Hold the 18-course dinners: Noma’s chef opens up a burger joint

It is one of the best restaurants in the world, known for its 18-course tasting menus costing north of £300 per person and for spawning a culinary movement based on foraging for ingredients.

Now the two Michelin-starred Copenhagen restaurant Noma, run by feted chef René Redzepi, is preparing to open the doors of a new venture: a burger-and-chips joint.

The move is born out of the devastation caused by Covid-19 as it has swept through the global hospitality industry, leaving closures and ruined lives in its wake. Among the casualties was Restaurant 108, Noma’s sister venture, which closed in September causing industry observers to conclude no business was safe.

Noma’s new incarnation will be simpler, humbler and cheaper – but with the same organic ingredients, creative techniques and attention to detail that have entranced gastronomes for the past 17 years. “It’s a pretty huge change, and a big moment for me,” Redzepi told the Observer.

The burger joint, POPL, from the Latin word “populus” meaning people, will open on 3 December after a temporary pop-up during the summer attracted long queues for its beef and veggie burgers.

Noma burger



Making burgers is a ‘pretty huge change’ for chef René Redzepi. Photograph: Ditte Isager

Instead of requiring prepaid reservations for months in advance, POPL will be open for walk-ins and takeaways. Rather than an ambitious tasting menu – including mahogany clam decorated with seaweed fronds and salt-preserved unripe gooseberries – it will offer beef, veggie and vegan burgers, chips and a few sides.

And instead of costing more than £300 for a meal, the burgers are priced at just over £17, plus £6 for fries.
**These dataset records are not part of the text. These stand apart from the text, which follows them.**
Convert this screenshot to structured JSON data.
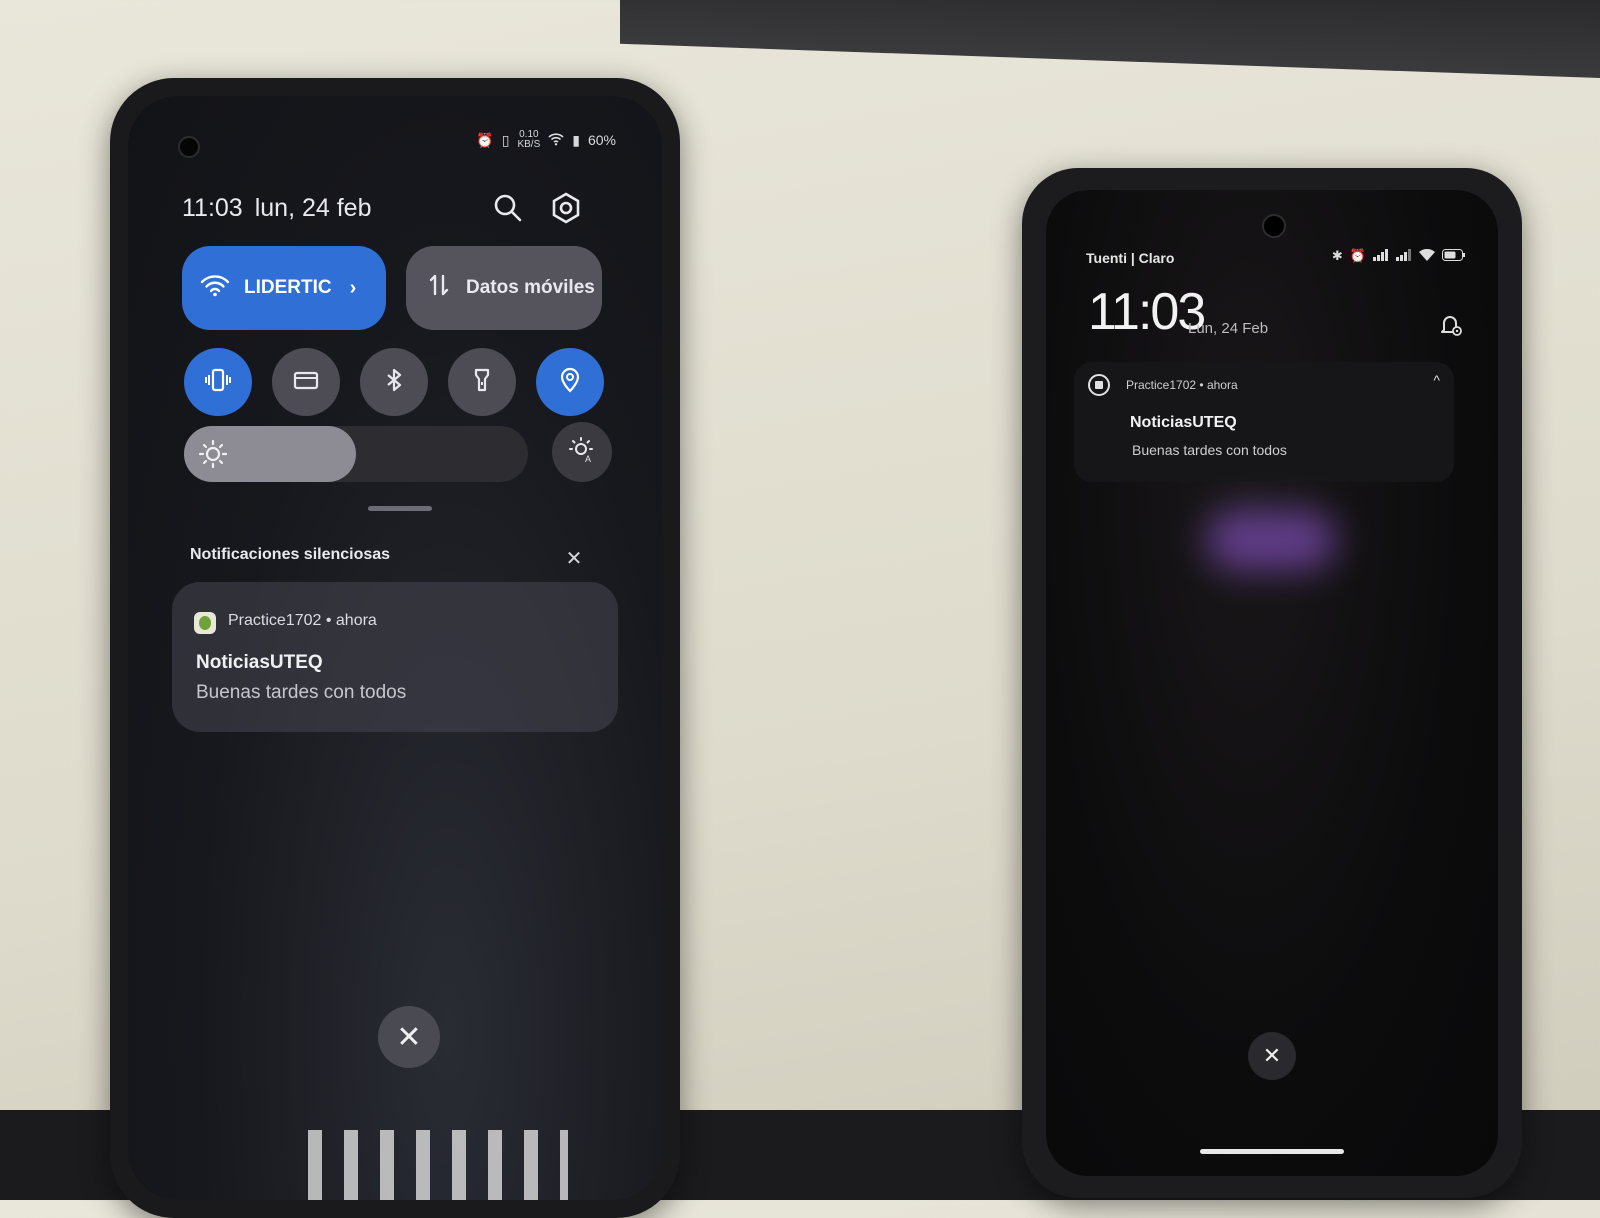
{
  "phone_left": {
    "status_bar": {
      "speed": "0.10",
      "speed_unit": "KB/S",
      "battery": "60%"
    },
    "header": {
      "time": "11:03",
      "date": "lun, 24 feb"
    },
    "tiles": {
      "wifi_label": "LIDERTIC",
      "data_label": "Datos móviles"
    },
    "toggles": [
      {
        "icon": "vibrate-icon",
        "on": true
      },
      {
        "icon": "card-icon",
        "on": false
      },
      {
        "icon": "bluetooth-icon",
        "on": false
      },
      {
        "icon": "flashlight-icon",
        "on": false
      },
      {
        "icon": "location-icon",
        "on": true
      }
    ],
    "brightness": {
      "level": 0.5
    },
    "silent_section": {
      "title": "Notificaciones silenciosas",
      "close_symbol": "✕"
    },
    "notification": {
      "app": "Practice1702",
      "time": "ahora",
      "title": "NoticiasUTEQ",
      "body": "Buenas tardes con todos"
    },
    "clear_button": "✕"
  },
  "phone_right": {
    "status_bar": {
      "carrier": "Tuenti | Claro"
    },
    "lock": {
      "time": "11:03",
      "date": "Lun, 24 Feb"
    },
    "notification": {
      "app": "Practice1702",
      "time": "ahora",
      "title": "NoticiasUTEQ",
      "body": "Buenas tardes con todos",
      "expand_symbol": "^"
    },
    "clear_button": "✕"
  },
  "colors": {
    "accent": "#2f6fd6",
    "tile_inactive": "#4d4c54",
    "glow": "#7a4bb0"
  }
}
Takeaways are cheaper.

But, said Redzepi, “we’ve put the same amount of energy and dedication and care into a burger”. The beef comes from free-range cattle raised on organic farms on the shores of the Wadden Sea national park. The veggie and vegan burgers are made from fermented quinoa. A side salad is served with a buttermilk and rose dressing.

Redzepi, who opened Noma in 2013, has been a chef for almost three decades. “All that time I’ve been cooking at the finest restaurants, the best of the best. With that came very tight and organised kitchens, reservation lists, small dinner services of a maximum of 60 people, and hype.

“This summer, when we could go out on the streets again, we thought OK, we’ll do something that is a common denominator for everyone. What is the number one food that everyone likes? A burger.”

On the first day of the pop-up, the Noma team had prepared 300 meals. “We thought that would be the busiest day. We had no idea of the local support. It was crazy. We were serving an average of 2,400 burgers a day. Roughly we had as many guests during that five-week pop-up, only open four days a week, as we did in six years of operating Noma,” said Redzepi.

“I didn’t know it was important to me that everyone could have access to our food. I loved the fact that I was seeing people that I’d known at school waiting in line, I’d see all my neighbours, family members, distant cousins – everybody came, everyone wants a burger. This was one of the most fun things I’d ever done.”

In the past decade, Noma has been named best restaurant in the world four times by Restaurant magazine; last year it came in at number two.

There are three Noma books, two feature-length films and a Noma documentary series. An academic paper has been written about the New Nordic cuisine spearheaded by Redzepi. A dedicated fan base of “Nomaheads” follow the chef around the world to eat dishes such as an edible butterfly created in part from a paste of currants, gooseberries, and crushed ants.

The new burger joint “is a significant change for us”, said Redzepi. “And we have no clue how it’s going to work out in the long run.”